OF THE CHEMICAL PROCESSES INVOLVED IN TIE-DYEING
Fiber reactive dyes attach permanently to cellulose fibers using a covalent (electron-sharing) bond. These molecules carry a "chromophore" which absorb varying spectrums of the light, allowing only certain spectrums to reflect.
Covalent bonding is the one of the most basic and strongest types of chemical reactions. This reaction happens gradually over time depending on temperature and/or the Ph level of the surrounding environment.
The Soda Ash pre-soak raises the pH level of the garment or fabric to approximately 10.5. Raising the pH level of the solution that the fabric or garment is soaked in raises the level of negative hydrogen ions in the dyeing environment. The chemical bonding process uses these ions in the reaction. Pre-soaking in Soda Ash fixer solution is what allows the fiber reactive dyes to work at room temperature.

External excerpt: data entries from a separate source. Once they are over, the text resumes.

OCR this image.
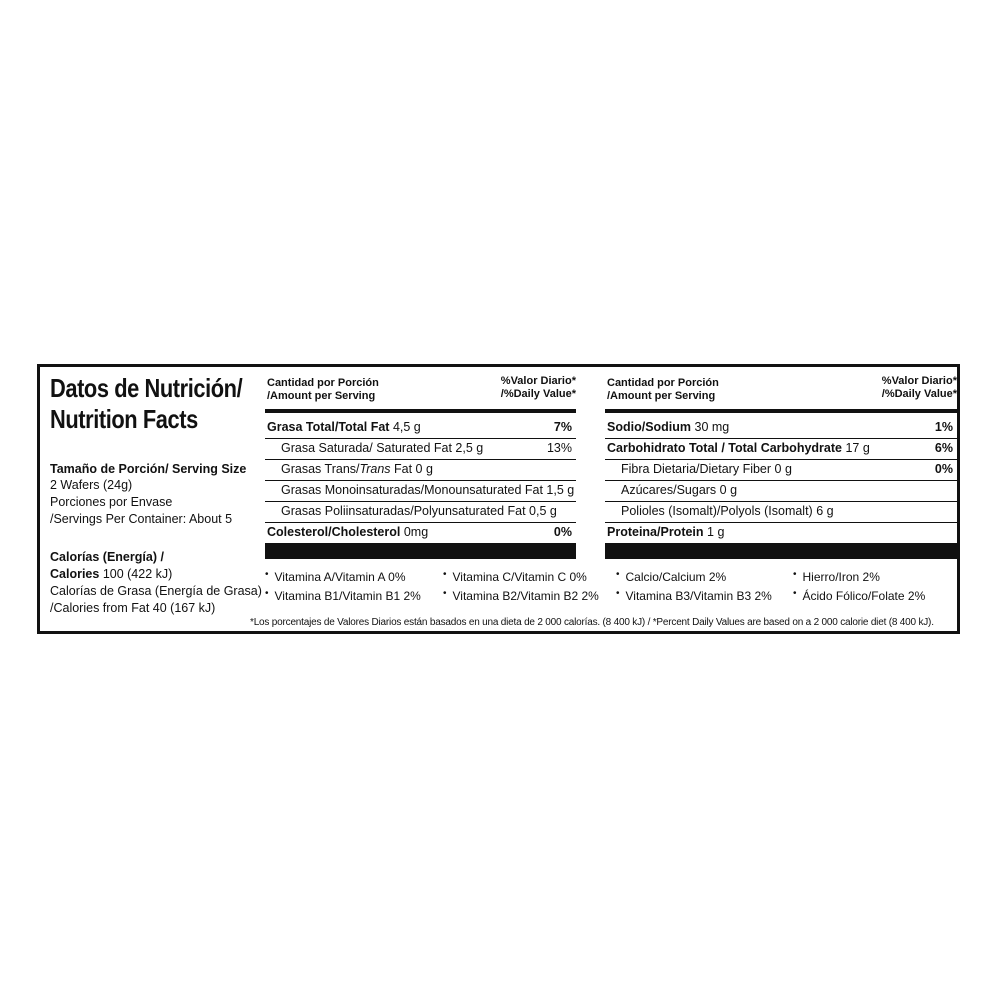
Datos de Nutrición/
Nutrition Facts
Tamaño de Porción/ Serving Size
2 Wafers (24g)
Porciones por Envase
/Servings Per Container: About 5
Calorías (Energía) /
Calories 100 (422 kJ)
Calorías de Grasa (Energía de Grasa)
/Calories from Fat 40 (167 kJ)
Cantidad por Porción
/Amount per Serving
%Valor Diario*
/%Daily Value*
Grasa Total/Total Fat 4,5 g	7%
Grasa Saturada/ Saturated Fat 2,5 g	13%
Grasas Trans/Trans Fat 0 g
Grasas Monoinsaturadas/Monounsaturated Fat 1,5 g
Grasas Poliinsaturadas/Polyunsaturated Fat 0,5 g
Colesterol/Cholesterol 0mg	0%
Cantidad por Porción
/Amount per Serving
%Valor Diario*
/%Daily Value*
Sodio/Sodium 30 mg	1%
Carbohidrato Total / Total Carbohydrate 17 g	6%
Fibra Dietaria/Dietary Fiber 0 g	0%
Azúcares/Sugars 0 g
Polioles (Isomalt)/Polyols (Isomalt) 6 g
Proteina/Protein 1 g
• Vitamina A/Vitamin A 0%
• Vitamina B1/Vitamin B1 2%
• Vitamina C/Vitamin C 0%
• Vitamina B2/Vitamin B2 2%
• Calcio/Calcium 2%
• Vitamina B3/Vitamin B3 2%
• Hierro/Iron 2%
• Ácido Fólico/Folate 2%
*Los porcentajes de Valores Diarios están basados en una dieta de 2 000 calorías. (8 400 kJ) / *Percent Daily Values are based on a 2 000 calorie diet (8 400 kJ).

The reaction can also be aided with heat. Some tie-dyers have had success with using baking soda and microwaving their dyed articles. Since baking soda is a weaker alkali than Soda Ash, it must be accompanied by heat. Some people who are "chemically sensitive" choose to use this method.
The dye is allowed to react in a desirable host environment for up to 24 hours. After this time, the bonding sites on the cellulose should be saturated with dye molecules. Excess dye molecules that have not bonded permanently are washed away using warm water rinse and a dye-carrying detergent like Synthrapol.
RINSING and INITIAL WASH:
This is one of the most important steps to avoid "muddy" tie-dyes. Use gloves! While garment is still tied it needs to be rinsed as much as possible under cold running water (faucet, hose, shower, bathtub), then gradually untied while still rinsing. Get as much dye out as possible this way, then immediately wash with HOT water and Synthrapol or Dharma Professional Textile Detergent (PTD). Synthrapol is a special detergent that helps get the rest of the excess dye out so it won't bleed and run in future washings. Students could bring little jars to take some home in - warning-it can eat through plastic baggies. Remember, good rinsing procedure keeps the clothes from looking "muddy" and colors from running over each other into white areas. You can't skimp on water! Immediate washing with Synthrapol keeps the excess dye that is still left from bleeding onto other colors. Before washing, don't let the dyed clothing touch anything!
Since procion dyes are "fiber reactive", they are very permanent and will not fade or bleed. Bleach or detergents containing bleach should not be used! If the garments have been properly rinsed and washed, they are safe to throw in with the family laundry!